Не имея такого друга, она разговаривала со своими куклами Она начала
их коллекционировать в первые годы замужества и всегда хранила в
коробках на чердаке. Но недавно перенесла их вниз, в комнату, где шила
и, высушив слезы, прокрадывалась туда, чтобы поговорить со своими
бессловесными подругами. Они никогда не кричали на нее. Не
отворачивались равнодушно, никогда не спрашивали, от чего она такая
непроходимая дура, от рождения или специальные уроки брала.
Самую замечательную куклу она увидела вчера в новом магазине.
А сегодня все изменилось. Сегодня с утра, если быть точным.
Она держала руку под столом и щипала себя время от времени, чтобы
убедиться, что это не сон.
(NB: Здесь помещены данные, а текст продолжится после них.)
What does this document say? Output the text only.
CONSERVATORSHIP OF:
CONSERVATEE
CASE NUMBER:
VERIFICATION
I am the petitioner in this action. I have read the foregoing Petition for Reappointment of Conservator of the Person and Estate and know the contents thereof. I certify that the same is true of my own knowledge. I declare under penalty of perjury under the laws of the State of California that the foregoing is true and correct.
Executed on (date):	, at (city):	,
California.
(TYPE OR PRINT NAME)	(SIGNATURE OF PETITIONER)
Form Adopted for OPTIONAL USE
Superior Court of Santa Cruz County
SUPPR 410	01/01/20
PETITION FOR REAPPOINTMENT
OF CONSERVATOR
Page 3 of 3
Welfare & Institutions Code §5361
Но после каждого щипка понимала, что
действительно сидит в ресторане Морис октябрьским солнечным днем, а
напротив с аппетитом уплетает обед Дэнфорт, и на лице его играет улыбка,
почти незнакомая, так как она не видела на его лице улыбки уже очень
давно.
Она не знала, что было причиной такой перемены и не отваживалась
спросить. Ей было известно, что накануне вечером он ездил в Люистон на
бега, как, впрочем, и все предыдущие вечера в течение последнего года
(вероятнее всего потому, что люди, которых он там встречал были гораздо
интереснее тех, с кем ему приходилось общаться в Касл Рок, со своей
женой, например), и, проснувшись сегодня утром, она ожидала увидеть
постель с его стороны пустой (это означало бы. что он провел ночь в
кресле в своем кабинете) и услышать, как он бродит по кухне, ворча себе
под нос в обычном угрюмом расположении духа.
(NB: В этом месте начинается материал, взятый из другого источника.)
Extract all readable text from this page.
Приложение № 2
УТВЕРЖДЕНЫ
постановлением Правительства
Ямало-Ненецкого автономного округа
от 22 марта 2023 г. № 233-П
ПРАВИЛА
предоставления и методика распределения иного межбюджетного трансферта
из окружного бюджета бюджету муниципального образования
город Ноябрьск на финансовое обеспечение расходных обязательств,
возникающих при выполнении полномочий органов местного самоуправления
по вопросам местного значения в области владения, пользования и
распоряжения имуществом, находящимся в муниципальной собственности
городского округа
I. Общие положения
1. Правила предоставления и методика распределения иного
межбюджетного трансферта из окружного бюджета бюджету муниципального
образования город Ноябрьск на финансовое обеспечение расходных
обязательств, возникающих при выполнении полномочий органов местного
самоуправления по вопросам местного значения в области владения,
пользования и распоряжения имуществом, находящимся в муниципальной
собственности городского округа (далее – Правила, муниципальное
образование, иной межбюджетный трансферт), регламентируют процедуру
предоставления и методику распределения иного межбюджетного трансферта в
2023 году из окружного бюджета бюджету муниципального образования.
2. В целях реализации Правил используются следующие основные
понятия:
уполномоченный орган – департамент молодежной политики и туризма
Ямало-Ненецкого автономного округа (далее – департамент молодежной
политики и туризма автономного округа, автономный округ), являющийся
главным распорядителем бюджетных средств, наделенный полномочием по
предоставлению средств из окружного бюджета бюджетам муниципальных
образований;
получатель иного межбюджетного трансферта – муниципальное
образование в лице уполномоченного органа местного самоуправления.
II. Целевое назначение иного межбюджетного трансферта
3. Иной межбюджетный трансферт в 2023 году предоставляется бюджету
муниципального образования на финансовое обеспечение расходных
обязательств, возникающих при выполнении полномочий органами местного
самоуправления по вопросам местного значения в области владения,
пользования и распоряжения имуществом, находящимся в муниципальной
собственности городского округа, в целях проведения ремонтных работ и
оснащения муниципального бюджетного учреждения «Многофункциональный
Но вместо всего этого увидела, что он лежит рядом, в красной
полосатой пижаме, которую Миртл подарила ему на Рождество. Эту пижаму он
надел впервые с того момента, как она была подарена, впервые вообще
достал ее из коробки, насколько ей было известно. Дэнфорт не спал и
сразу перевернулся на бок, к ней лицом и, главное, с улыбкой. Поначалу
эта улыбка ее испугала. Она даже подумала, что он решил ее убить. Но
затем он дотронулся до ее груди и подмигнул.
- Давай, Мирт, а? Или думаешь еще слишком рано для таких дел?
Они любили друг друга, любили впервые за год или около того, и
Дэнфорт был великолепен, а теперь вот они обедают в ресторане Морис в
воскресенье днем, словно пара влюбленных голубков. Она не знала, что
вызвало такие чудесные превращения и не желала знать. Она хотела лишь
радоваться и надеялась, что это продлится как можно дольше.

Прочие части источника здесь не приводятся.